後ろをついていたはるなにその表情は見えなかったが、その悠々とした後ろ姿はなんだかルフィを彷彿とさせた。
「……おれも家族の事情っつうか、……人それぞれ色々あると思うけどよ、オヤジの娘になったら、おれたちが絶対お前を幸せにするって誓う」
「エース……」
「オヤジは最高の親だぜ、それだけは確かだ」
「………」
はるなは思わず歩きながら俯いた。
ちがう、違うよ、私は白ひげを父親として相応しくないなんて思ってるわけがない。まして、父親の存在を毛嫌いしてるわけじゃないんだ。
そんな、身勝手な感傷で、不幸ぶるつもりなんて…
ノックをして大きな扉を開けると、部屋の椅子に腰をかけていた白ひげと目があった。酒を飲んでゆったりと腰掛けるその姿は、改めて見ると始めて対面した時よりも顔色が鮮やかなように見える。体に刺されていた管がなくなっていることも、はるなの能力の結果なのだろうか。
「きたか」
「あの……お体のほうは」
「お前のおかげで、20年若返ったくれぇだ、グラララ」
随分と上機嫌な彼にはるなは酒を勧められたが、一応現実世界でも飲めない年齢だし、柔らかく首を振った。

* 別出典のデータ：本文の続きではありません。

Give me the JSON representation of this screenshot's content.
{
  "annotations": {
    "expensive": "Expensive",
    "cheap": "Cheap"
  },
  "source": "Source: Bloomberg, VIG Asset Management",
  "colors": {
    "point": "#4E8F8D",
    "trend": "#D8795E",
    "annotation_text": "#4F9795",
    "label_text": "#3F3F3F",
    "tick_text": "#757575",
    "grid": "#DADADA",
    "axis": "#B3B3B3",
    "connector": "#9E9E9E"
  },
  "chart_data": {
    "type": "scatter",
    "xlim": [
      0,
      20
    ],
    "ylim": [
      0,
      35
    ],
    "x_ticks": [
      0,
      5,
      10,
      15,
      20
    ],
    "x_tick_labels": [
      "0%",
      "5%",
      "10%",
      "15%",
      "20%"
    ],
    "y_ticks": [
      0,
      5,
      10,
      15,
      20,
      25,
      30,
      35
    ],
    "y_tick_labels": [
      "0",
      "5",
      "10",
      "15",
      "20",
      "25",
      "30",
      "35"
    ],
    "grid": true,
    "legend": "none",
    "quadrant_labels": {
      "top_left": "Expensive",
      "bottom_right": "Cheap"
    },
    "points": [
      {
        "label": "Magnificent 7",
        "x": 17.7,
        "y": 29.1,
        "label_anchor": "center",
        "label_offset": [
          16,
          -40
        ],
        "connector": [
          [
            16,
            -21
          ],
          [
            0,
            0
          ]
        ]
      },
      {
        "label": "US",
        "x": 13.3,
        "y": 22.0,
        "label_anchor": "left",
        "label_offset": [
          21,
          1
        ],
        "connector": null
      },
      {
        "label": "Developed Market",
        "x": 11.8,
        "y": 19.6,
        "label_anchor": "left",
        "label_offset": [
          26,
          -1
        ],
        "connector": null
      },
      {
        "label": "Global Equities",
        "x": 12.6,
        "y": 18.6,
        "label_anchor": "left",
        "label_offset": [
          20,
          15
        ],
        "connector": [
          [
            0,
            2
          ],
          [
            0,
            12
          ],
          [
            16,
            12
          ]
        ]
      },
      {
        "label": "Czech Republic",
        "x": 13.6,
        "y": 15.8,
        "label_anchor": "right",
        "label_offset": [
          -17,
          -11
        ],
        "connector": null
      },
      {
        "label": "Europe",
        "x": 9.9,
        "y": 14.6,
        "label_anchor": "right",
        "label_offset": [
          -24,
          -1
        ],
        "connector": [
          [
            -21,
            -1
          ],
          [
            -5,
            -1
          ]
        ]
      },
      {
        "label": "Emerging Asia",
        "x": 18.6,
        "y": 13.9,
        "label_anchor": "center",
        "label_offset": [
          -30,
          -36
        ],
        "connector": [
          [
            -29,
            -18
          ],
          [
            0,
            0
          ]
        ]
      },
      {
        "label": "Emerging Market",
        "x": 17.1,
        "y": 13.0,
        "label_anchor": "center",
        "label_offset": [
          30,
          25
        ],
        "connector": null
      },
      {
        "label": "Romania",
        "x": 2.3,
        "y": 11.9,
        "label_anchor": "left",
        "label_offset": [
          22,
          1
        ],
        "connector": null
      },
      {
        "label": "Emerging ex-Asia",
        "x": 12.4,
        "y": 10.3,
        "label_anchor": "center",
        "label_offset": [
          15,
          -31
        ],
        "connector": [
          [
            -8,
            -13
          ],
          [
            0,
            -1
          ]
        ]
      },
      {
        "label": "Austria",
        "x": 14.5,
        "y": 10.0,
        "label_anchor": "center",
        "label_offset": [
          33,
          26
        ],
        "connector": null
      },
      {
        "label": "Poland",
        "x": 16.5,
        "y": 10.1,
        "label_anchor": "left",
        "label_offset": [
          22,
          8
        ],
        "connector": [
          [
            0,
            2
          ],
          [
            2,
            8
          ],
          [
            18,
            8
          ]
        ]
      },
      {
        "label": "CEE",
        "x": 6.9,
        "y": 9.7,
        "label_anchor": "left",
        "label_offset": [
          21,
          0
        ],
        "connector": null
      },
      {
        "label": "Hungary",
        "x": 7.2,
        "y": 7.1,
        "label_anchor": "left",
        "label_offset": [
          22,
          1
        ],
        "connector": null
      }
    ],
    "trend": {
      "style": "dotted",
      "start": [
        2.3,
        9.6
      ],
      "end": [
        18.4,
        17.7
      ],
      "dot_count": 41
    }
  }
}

背筋をしゃんと伸ばして、椅子に座る彼の近くに立つ、大きな膝から見上げるように丘となっておりすぐそばに座っているのに、それでも距離があるように感じられる。
「……この船に乗ることの意味を、重々承知しているつもりです、……私は戦えません。船医としても、元々この船にいる船医の方の方が私よりずっと優れて」
「うるせぇな、」
「え?」
「正直に言え、このおれを騙せると思ったのか?」
白ひげ…エドワード・ニューゲートはカランとグラスを机に置いてはるなを見下ろした。
「……おれが父親じゃ不服か?」
「……そうじゃありません」
「……話してみろ、大抵のことなら驚かねえぜ」
初めて聞いた彼の冗談に、はるなの唇は震え、やがてそっと口を開いた。
どうしてこんな今までなんともない顔をして過ごしてきたことを、この人に、こんな風にぶちまけてしまうんだろう。

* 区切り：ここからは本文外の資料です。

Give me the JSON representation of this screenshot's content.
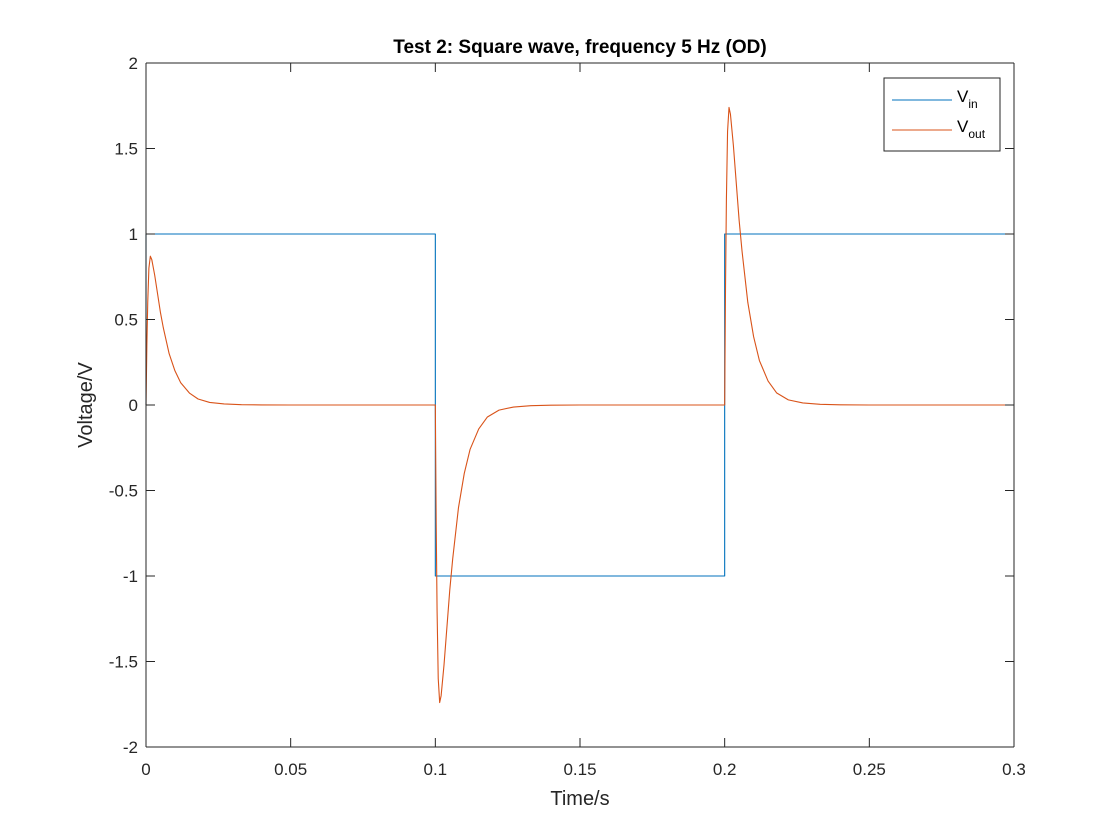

「………仲間に、なりたい海賊たちがいるんです……力も、経験も…培っていた過去も…何も足りない私だから、叶えるなんて本当は夢のようですけど……もし、…もし彼らと相応しい自分になれたら、自分から言いたいって、思っているんです」
だからそれまで、1人で強くなろうとしていたと。
はるなはゆっくり顛末を話した。ルフィたちといえば彼らはなんと言うだろう。真っ白な紙に自分とルフィたちとの冒険を描くには心が追いつかなくて、とてもじゃないが言うことはできなかった。

「修行の旅か、小娘がすることじゃあねえな」
「波乱万丈は覚悟の上です!私は……強い海賊になりたいんです!」
はるなが強く言い切ると白ひげはあごを逸らし笑った。
「グラララ!上等だ!だったらどうしてもイヤだっつうのなら意地でもおりて見ろ!この船から降りるまでおまえはおれの娘だ!」
はるなはすぐ、その言葉の意味を理解した。
それは、船からおりるまでは守ってやるという意味なのだろう。
「………オヤジ」
黙って見ていたマルコは、確かめるように船長へと話しかける。
「なに、好きに利用したらいい、これでも長く海賊をやってるんだ、止まり木としては十分な役目を果たせると思うぜ」
「……そんな……白ひげ海賊団さんたちの船を借りるだなんて」
「いいじゃねえか、その方がおれたちも安心だよぃ、…エースも喜ぶぜ」
「っ……」
その時、後ろで聞いていたエースは名前を呼ばれたことで勢いよくはるなの腕をとった。
「もう島に船をつけるとこなんだ!買い物行こうぜ!オヤジもいいよな!」
「ああ……好きなモン買ってこい」
「へえっ?」
「やった!オヤジの奢りだぜ!洋服まだ買いたいだろ!いくぞ!」
「あっ…白ひげさん…お邪魔しますっ…!!!」

エースは白ひげが好意的に受け入れていることが嬉しくて仕方がないのだろう、それか、1人の身寄りのない子供には誰に対してもこうなのかもしれない。
屈託ない、無邪気な足についていくのは大変ではるなはもつれそうになる足をなんとかかけて一緒に走る。
漁港へ向けて足音が遠ざかっていくのを聞きながら、マルコは思わず笑って白ひげへと振り向いた。